We performed 18S rDNA-based metagenomic analysis using NGS not only for the gut content samples but also for the body surface scraping samples of the leptocephali, in which cnidarian 18S rDNAs in the body surface scraping samples predominated over those in the gut content samples.
Materials and methods
Ethics statement
Larval samples captured with plankton nets deployed from research vessels were dead on retrieval and sampled at this time, and all plankton net operations were carried out in high seas outside the Exclusive Economic Zone. Therefore, the approval of coastal states was not required under the United Nations Convention on the Law of the Sea (UNCLOS).
Leptocephali sampling and identification
Isaacs-Kidd Midwater Trawl (IKMT) net (8.7 m2 opening, 13 m long, 0.5 mm mesh, and canvas made cod-end) was used to collect the leptocephali. Oblique tows from the depth of 200 m to the surface were performed at night in the northwest tropical and subtropical Pacific from September to October of 2017. The leptocephali were sorted after collection and placed on ice-cold petri dish. Leptocephali having gut content (GC) were visually identified, and one side of the body surface was alternately rinsed three to four times using sterilized and refrigerated artificial sea water. Sterile swab was used to scrape the body surface (body surface scraping sample: BSS) and the tip of a swab was placed in separate sterile 1.5 mL Eppendorf tube. Subsequently, GC were squeezed out using sterilized inoculating loop and pipetted into separate sterile 1.5 mL Eppendorf tube. A small piece of the dorsal muscle was dissected and placed in a separate sterile 1.5 mL Eppendorf tube. All these tubes were kept at ‒60°C and transferred to the laboratory. DNA samples of the muscle, GC and BSS were extracted using a DNA extraction kit (Genomic Prep Cell and Tissue DNA Isolation Kit, Amersham Bioscience). DNA extracted from the muscle was used for partial amplification of mitochondrial 16S rDNA and nuclear 18S rDNA segments, in which a universal primer pair (16Sar-L and 16Sbr-H) [20] was used for the former and a primer pair (18S30F: 5’-GTCTCAAAGATTAAGCCATGC-3’ and 18S580R: 5’-CACCAGACTTGCCCTCCAAT-3’) for the latter. PCR amplification conditions are described previously [21] using annealing temperature of 55°C for the former and 58°C for the latter. Direct nucleotide sequencing for the amplified fragments was performed using the PCR primers.

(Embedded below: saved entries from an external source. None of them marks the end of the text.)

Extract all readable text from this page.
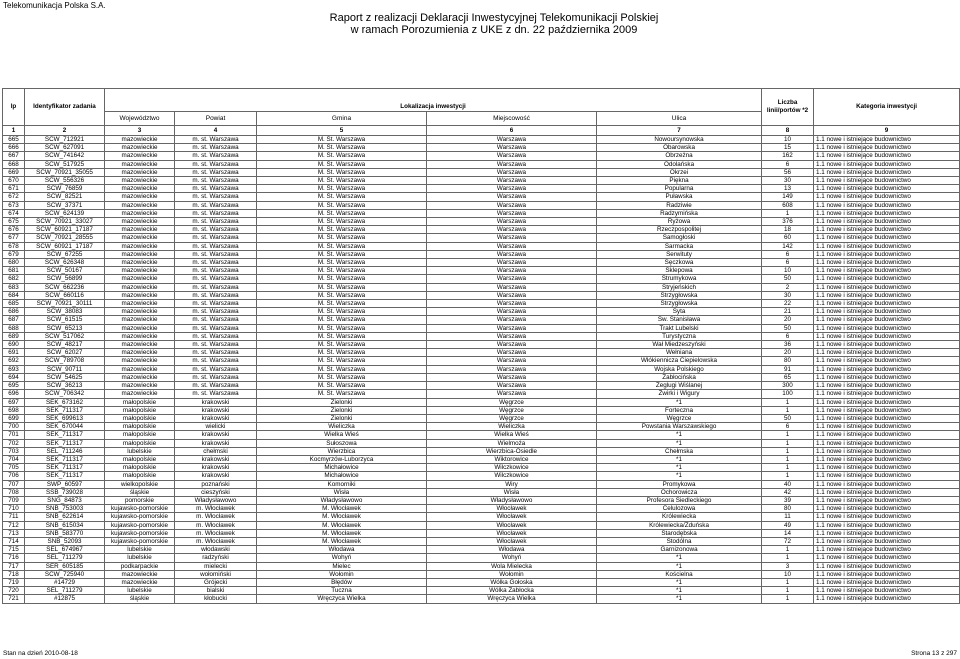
Telekomunikacja Polska S.A.
Raport z realizacji Deklaracji Inwestycyjnej Telekomunikacji Polskiej
w ramach Porozumienia z UKE z dn. 22 października 2009
lp	Identyfikator zadania	Lokalizacja inwestycji					Liczba linii/portów *2	Kategoria inwestycji
		Województwo	Powiat	Gmina	Miejscowość	Ulica		
1	2	3	4	5	6	7	8	9
665	SCW_712921	mazowieckie	m. st. Warszawa	M. St. Warszawa	Warszawa	Nowoursynowska	10	1.1 nowe i istniejące budownictwo
666	SCW_627091	mazowieckie	m. st. Warszawa	M. St. Warszawa	Warszawa	Obarowska	15	1.1 nowe i istniejące budownictwo
667	SCW_741642	mazowieckie	m. st. Warszawa	M. St. Warszawa	Warszawa	Obrzeżna	162	1.1 nowe i istniejące budownictwo
668	SCW_517925	mazowieckie	m. st. Warszawa	M. St. Warszawa	Warszawa	Odolańska	6	1.1 nowe i istniejące budownictwo
669	SCW_70921_35055	mazowieckie	m. st. Warszawa	M. St. Warszawa	Warszawa	Okrzei	56	1.1 nowe i istniejące budownictwo
670	SCW_556326	mazowieckie	m. st. Warszawa	M. St. Warszawa	Warszawa	Piękna	30	1.1 nowe i istniejące budownictwo
671	SCW_76859	mazowieckie	m. st. Warszawa	M. St. Warszawa	Warszawa	Popularna	13	1.1 nowe i istniejące budownictwo
672	SCW_82521	mazowieckie	m. st. Warszawa	M. St. Warszawa	Warszawa	Puławska	149	1.1 nowe i istniejące budownictwo
673	SCW_37371	mazowieckie	m. st. Warszawa	M. St. Warszawa	Warszawa	Radziwie	608	1.1 nowe i istniejące budownictwo
674	SCW_624139	mazowieckie	m. st. Warszawa	M. St. Warszawa	Warszawa	Radzymińska	1	1.1 nowe i istniejące budownictwo
675	SCW_70921_33027	mazowieckie	m. st. Warszawa	M. St. Warszawa	Warszawa	Ryżowa	376	1.1 nowe i istniejące budownictwo
676	SCW_60921_17187	mazowieckie	m. st. Warszawa	M. St. Warszawa	Warszawa	Rzeczpospolitej	18	1.1 nowe i istniejące budownictwo
677	SCW_70921_28555	mazowieckie	m. st. Warszawa	M. St. Warszawa	Warszawa	Samogłoski	60	1.1 nowe i istniejące budownictwo
678	SCW_60921_17187	mazowieckie	m. st. Warszawa	M. St. Warszawa	Warszawa	Sarmacka	142	1.1 nowe i istniejące budownictwo
679	SCW_67255	mazowieckie	m. st. Warszawa	M. St. Warszawa	Warszawa	Serwituty	6	1.1 nowe i istniejące budownictwo
680	SCW_626348	mazowieckie	m. st. Warszawa	M. St. Warszawa	Warszawa	Sęczkowa	6	1.1 nowe i istniejące budownictwo
681	SCW_50167	mazowieckie	m. st. Warszawa	M. St. Warszawa	Warszawa	Sklepowa	10	1.1 nowe i istniejące budownictwo
682	SCW_56899	mazowieckie	m. st. Warszawa	M. St. Warszawa	Warszawa	Strumykowa	50	1.1 nowe i istniejące budownictwo
683	SCW_662236	mazowieckie	m. st. Warszawa	M. St. Warszawa	Warszawa	Stryjeńskich	2	1.1 nowe i istniejące budownictwo
684	SCW_660116	mazowieckie	m. st. Warszawa	M. St. Warszawa	Warszawa	Strzygłowska	30	1.1 nowe i istniejące budownictwo
685	SCW_70921_30111	mazowieckie	m. st. Warszawa	M. St. Warszawa	Warszawa	Strzygłowska	22	1.1 nowe i istniejące budownictwo
686	SCW_38083	mazowieckie	m. st. Warszawa	M. St. Warszawa	Warszawa	Syta	21	1.1 nowe i istniejące budownictwo
687	SCW_61515	mazowieckie	m. st. Warszawa	M. St. Warszawa	Warszawa	Św. Stanisława	20	1.1 nowe i istniejące budownictwo
688	SCW_65213	mazowieckie	m. st. Warszawa	M. St. Warszawa	Warszawa	Trakt Lubelski	50	1.1 nowe i istniejące budownictwo
689	SCW_517062	mazowieckie	m. st. Warszawa	M. St. Warszawa	Warszawa	Turystyczna	6	1.1 nowe i istniejące budownictwo
690	SCW_48217	mazowieckie	m. st. Warszawa	M. St. Warszawa	Warszawa	Wał Miedzeszyński	36	1.1 nowe i istniejące budownictwo
691	SCW_62027	mazowieckie	m. st. Warszawa	M. St. Warszawa	Warszawa	Wełniana	20	1.1 nowe i istniejące budownictwo
692	SCW_789708	mazowieckie	m. st. Warszawa	M. St. Warszawa	Warszawa	Włókiennicza Ciepielowska	80	1.1 nowe i istniejące budownictwo
693	SCW_90711	mazowieckie	m. st. Warszawa	M. St. Warszawa	Warszawa	Wojska Polskiego	91	1.1 nowe i istniejące budownictwo
694	SCW_54625	mazowieckie	m. st. Warszawa	M. St. Warszawa	Warszawa	Zabłocińska	65	1.1 nowe i istniejące budownictwo
695	SCW_36213	mazowieckie	m. st. Warszawa	M. St. Warszawa	Warszawa	Żeglugi Wiślanej	300	1.1 nowe i istniejące budownictwo
696	SCW_706342	mazowieckie	m. st. Warszawa	M. St. Warszawa	Warszawa	Żwirki i Wigury	100	1.1 nowe i istniejące budownictwo
697	SEK_673162	małopolskie	krakowski	Zielonki	Węgrzce	*1	1	1.1 nowe i istniejące budownictwo
698	SEK_711317	małopolskie	krakowski	Zielonki	Węgrzce	Forteczna	1	1.1 nowe i istniejące budownictwo
699	SEK_699613	małopolskie	krakowski	Zielonki	Węgrzce	Węgrzce	50	1.1 nowe i istniejące budownictwo
700	SEK_670044	małopolskie	wielicki	Wieliczka	Wieliczka	Powstania Warszawskiego	6	1.1 nowe i istniejące budownictwo
701	SEK_711317	małopolskie	krakowski	Wielka Wieś	Wielka Wieś	*1	1	1.1 nowe i istniejące budownictwo
702	SEK_711317	małopolskie	krakowski	Sułoszowa	Wielmoża	*1	1	1.1 nowe i istniejące budownictwo
703	SEL_711246	lubelskie	chełmski	Wierzbica	Wierzbica-Osiedle	Chełmska	1	1.1 nowe i istniejące budownictwo
704	SEK_711317	małopolskie	krakowski	Kocmyrzów-Luborzyca	Wiktorowice	*1	1	1.1 nowe i istniejące budownictwo
705	SEK_711317	małopolskie	krakowski	Michałowice	Wilczkowice	*1	1	1.1 nowe i istniejące budownictwo
706	SEK_711317	małopolskie	krakowski	Michałowice	Wilczkowice	*1	1	1.1 nowe i istniejące budownictwo
707	SWP_60597	wielkopolskie	poznański	Komorniki	Wiry	Promykowa	40	1.1 nowe i istniejące budownictwo
708	SSB_739028	śląskie	cieszyński	Wisła	Wisła	Ochorowicza	42	1.1 nowe i istniejące budownictwo
709	SNG_84873	pomorskie	Władysławowo	Władysławowo	Władysławowo	Profesora Siedleckiego	39	1.1 nowe i istniejące budownictwo
710	SNB_753003	kujawsko-pomorskie	m. Włocławek	M. Włocławek	Włocławek	Celulozowa	80	1.1 nowe i istniejące budownictwo
711	SNB_622614	kujawsko-pomorskie	m. Włocławek	M. Włocławek	Włocławek	Królewiecka	11	1.1 nowe i istniejące budownictwo
712	SNB_615034	kujawsko-pomorskie	m. Włocławek	M. Włocławek	Włocławek	Królewiecka/Zduńska	49	1.1 nowe i istniejące budownictwo
713	SNB_583770	kujawsko-pomorskie	m. Włocławek	M. Włocławek	Włocławek	Starodębska	14	1.1 nowe i istniejące budownictwo
714	SNB_52093	kujawsko-pomorskie	m. Włocławek	M. Włocławek	Włocławek	Stodólna	72	1.1 nowe i istniejące budownictwo
715	SEL_674967	lubelskie	włodawski	Włodawa	Włodawa	Garnizonowa	1	1.1 nowe i istniejące budownictwo
716	SEL_711279	lubelskie	radzyński	Wohyń	Wohyń	*1	1	1.1 nowe i istniejące budownictwo
717	SER_605185	podkarpackie	mielecki	Mielec	Wola Mielecka	*1	3	1.1 nowe i istniejące budownictwo
718	SCW_725940	mazowieckie	wołomiński	Wołomin	Wołomin	Kościelna	10	1.1 nowe i istniejące budownictwo
719	#14729	mazowieckie	Grójecki	Błędów	Wólka Gołoska	*1	1	1.1 nowe i istniejące budownictwo
720	SEL_711279	lubelskie	bialski	Tuczna	Wólka Zabłocka	*1	1	1.1 nowe i istniejące budownictwo
721	#12875	śląskie	kłobucki	Wręczyca Wielka	Wręczyca Wielka	*1	1	1.1 nowe i istniejące budownictwo
Stan na dzień 2010-08-18	Strona 13 z 297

Peptide nucleotide acid (PNA) directed PCR clamping
We adopted PNA directed PCR clamping to selectively inhibit amplification of the host 18S rDNA [13,22]. A PNA probe was designed to anneal to the sequence near 5’ region in the 18S rRNA gene, and the nucleotide sequence was NH2-ACGGCCGGTACAGTG-CONH2 having 80.7°C Tm. Versatility of a primer pair for 18S rDNA mentioned above was tested by using a wide range of eukaryotes: Japanese eel (A. japonica), Japanese pufferfish (Takifugu rubripes), Japanese pilchard (Sardinops melanostictus), broadbanded thornyhead (Sebastolobus macrochir), Pacific bluefin tuna (Thunnus orientalis), freshwater shrimp (Palaemon paucidens), pronghorn spiny lobster (Panulirus penicillatus), long-spined sea urchin (Diadema setosum), brown macroalgae (Sargassum horneri and Petalonia binghamiae), diatom (Phaeodactylum tricornutum), and dinoflagellate (Ceratoperidinium falcatum), in which amplification of an expected size of fragment (c.a. 550 bp) was observed in all species. Efficiency of PCR clamping was tested by adding 1 μL PNA (10 μM) to 25 μL of PCR reaction mixture using eukaryote samples mentioned above. Efficient clamping was observed in Japanese eel, broadbanded thornyhead, and Pacific bluefin tuna, while no apparent inhibition of amplification was observed in the other organisms.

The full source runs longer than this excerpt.